= Robert M. Lindholm =

American photographer (1935–2018)

Robert "Bob" Lindholm (June 14, 1935 – April 16, 2018) was an American photographer.

Lindholm grew up in St. Louis, Missouri. He has a degree in radio and television production from the College of Arts and Science at the University of Missouri in Columbia, Missouri. After he was in the U.S. Marine Corps, he received a law degree from the University of Missouri in 1964. He is a distinguished alumnus. In 1986, the Sierra Club awarded him the Ansel Adams Award for Conservation Photography.
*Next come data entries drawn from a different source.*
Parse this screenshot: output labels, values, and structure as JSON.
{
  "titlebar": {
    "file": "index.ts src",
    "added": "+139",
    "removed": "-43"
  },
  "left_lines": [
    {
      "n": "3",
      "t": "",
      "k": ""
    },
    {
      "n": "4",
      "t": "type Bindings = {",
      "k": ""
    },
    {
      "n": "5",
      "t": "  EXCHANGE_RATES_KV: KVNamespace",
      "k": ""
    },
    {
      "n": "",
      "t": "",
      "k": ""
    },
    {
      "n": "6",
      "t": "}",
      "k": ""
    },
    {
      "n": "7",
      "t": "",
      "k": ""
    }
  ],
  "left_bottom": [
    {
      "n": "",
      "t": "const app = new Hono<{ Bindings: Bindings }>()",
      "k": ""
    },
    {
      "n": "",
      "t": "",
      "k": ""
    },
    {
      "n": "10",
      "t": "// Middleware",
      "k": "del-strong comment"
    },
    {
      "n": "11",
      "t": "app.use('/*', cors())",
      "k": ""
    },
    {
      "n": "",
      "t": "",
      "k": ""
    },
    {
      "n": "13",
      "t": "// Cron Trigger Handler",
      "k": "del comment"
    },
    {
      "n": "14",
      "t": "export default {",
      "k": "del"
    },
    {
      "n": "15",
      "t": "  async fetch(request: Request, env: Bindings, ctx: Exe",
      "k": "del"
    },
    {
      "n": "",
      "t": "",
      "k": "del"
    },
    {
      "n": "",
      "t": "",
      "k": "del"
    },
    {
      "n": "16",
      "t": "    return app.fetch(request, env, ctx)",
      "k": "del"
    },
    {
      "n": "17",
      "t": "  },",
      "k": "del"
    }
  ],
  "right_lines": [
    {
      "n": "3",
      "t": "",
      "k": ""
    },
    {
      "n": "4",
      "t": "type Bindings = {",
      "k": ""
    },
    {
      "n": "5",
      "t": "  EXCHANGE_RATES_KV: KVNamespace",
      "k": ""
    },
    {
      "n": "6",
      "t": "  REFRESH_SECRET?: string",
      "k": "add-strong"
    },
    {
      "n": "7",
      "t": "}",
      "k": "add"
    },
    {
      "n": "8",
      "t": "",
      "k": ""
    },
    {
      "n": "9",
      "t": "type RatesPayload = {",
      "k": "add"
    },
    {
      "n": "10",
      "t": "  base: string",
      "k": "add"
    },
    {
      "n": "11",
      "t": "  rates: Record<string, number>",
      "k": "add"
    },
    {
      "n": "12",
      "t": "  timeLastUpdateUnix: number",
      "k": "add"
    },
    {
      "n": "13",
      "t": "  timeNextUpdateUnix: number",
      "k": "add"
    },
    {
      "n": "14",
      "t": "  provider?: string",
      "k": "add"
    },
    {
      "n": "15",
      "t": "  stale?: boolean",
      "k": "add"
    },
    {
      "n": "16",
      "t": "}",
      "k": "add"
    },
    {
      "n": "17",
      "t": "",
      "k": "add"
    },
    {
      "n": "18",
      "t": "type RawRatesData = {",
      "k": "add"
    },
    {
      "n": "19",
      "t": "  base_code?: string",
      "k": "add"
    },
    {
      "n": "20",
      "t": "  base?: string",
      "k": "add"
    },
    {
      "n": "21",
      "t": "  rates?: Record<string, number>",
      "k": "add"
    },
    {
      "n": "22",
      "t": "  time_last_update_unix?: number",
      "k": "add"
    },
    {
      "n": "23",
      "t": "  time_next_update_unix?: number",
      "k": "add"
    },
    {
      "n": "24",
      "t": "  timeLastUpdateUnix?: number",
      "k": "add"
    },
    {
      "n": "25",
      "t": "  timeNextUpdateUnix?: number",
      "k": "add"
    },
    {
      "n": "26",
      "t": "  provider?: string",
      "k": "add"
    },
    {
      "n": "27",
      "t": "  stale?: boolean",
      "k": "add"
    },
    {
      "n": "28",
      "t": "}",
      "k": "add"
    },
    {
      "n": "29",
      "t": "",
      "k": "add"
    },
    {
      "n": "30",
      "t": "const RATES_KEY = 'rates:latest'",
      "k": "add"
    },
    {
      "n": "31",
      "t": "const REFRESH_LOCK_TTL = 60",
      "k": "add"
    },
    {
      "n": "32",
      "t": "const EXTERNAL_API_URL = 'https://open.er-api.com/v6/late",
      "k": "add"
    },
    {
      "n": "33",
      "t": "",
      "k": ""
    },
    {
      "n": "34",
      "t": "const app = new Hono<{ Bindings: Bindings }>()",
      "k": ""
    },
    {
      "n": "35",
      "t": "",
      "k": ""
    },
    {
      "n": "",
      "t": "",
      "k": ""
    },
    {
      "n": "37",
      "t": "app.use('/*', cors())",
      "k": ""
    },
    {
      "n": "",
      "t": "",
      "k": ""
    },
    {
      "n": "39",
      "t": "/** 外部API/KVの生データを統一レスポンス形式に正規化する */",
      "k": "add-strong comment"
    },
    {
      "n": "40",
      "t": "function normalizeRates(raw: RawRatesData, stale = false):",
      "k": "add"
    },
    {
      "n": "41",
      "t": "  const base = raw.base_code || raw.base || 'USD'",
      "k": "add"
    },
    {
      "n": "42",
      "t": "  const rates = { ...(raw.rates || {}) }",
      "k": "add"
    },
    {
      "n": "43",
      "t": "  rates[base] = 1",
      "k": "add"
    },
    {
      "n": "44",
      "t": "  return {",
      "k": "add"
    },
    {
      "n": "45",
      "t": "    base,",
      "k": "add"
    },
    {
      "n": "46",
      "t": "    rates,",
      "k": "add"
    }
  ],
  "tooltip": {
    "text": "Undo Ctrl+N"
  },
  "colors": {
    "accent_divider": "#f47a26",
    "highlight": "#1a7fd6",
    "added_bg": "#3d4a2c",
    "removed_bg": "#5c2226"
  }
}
His photographs have appeared in Outdoor America, Conservationist, Missouri Conservationist, Missouri Life, American Land Forum, and Outdoors Unlimited. A story about his exhibition, "Perspective On the Land," was featured in Shutterbug magazine in 2003. The exhibition featured Lindholm's black and white photography paired with excerpts from the writings of another famous St. Louis resident, Charles Lindbergh. Lindholm received numerous honors and awards, including the Ansel Adams Award from the Sierra Club in 1986, the Jade Chiefs Award from the Outdoor Writers Association of America, and was named a Distinguished Alumnus of the University of Missouri in 1997.

He served as an Assistant Attorney General in Missouri under John Ashcroft, where he did work for the Department of Natural Resources and the Clean Water Commission. Lindholm was also instrumental in the transformation of the MKT Railroad into the 200-mile KATY Trail. He retired from the Attorney General's Office in 1993 and turned to photography. Lindholm's photos are featured in a 2013 book he co-authored with W. Raymond Wood, Karl Bodmer's America Revisited: Landscape Views Across Time. The book compares Bodmer's early 19th-century American landscape paintings with Lindholm's photographs of the same locations.

Lindholm died on April 16, 2018, at the age of 81.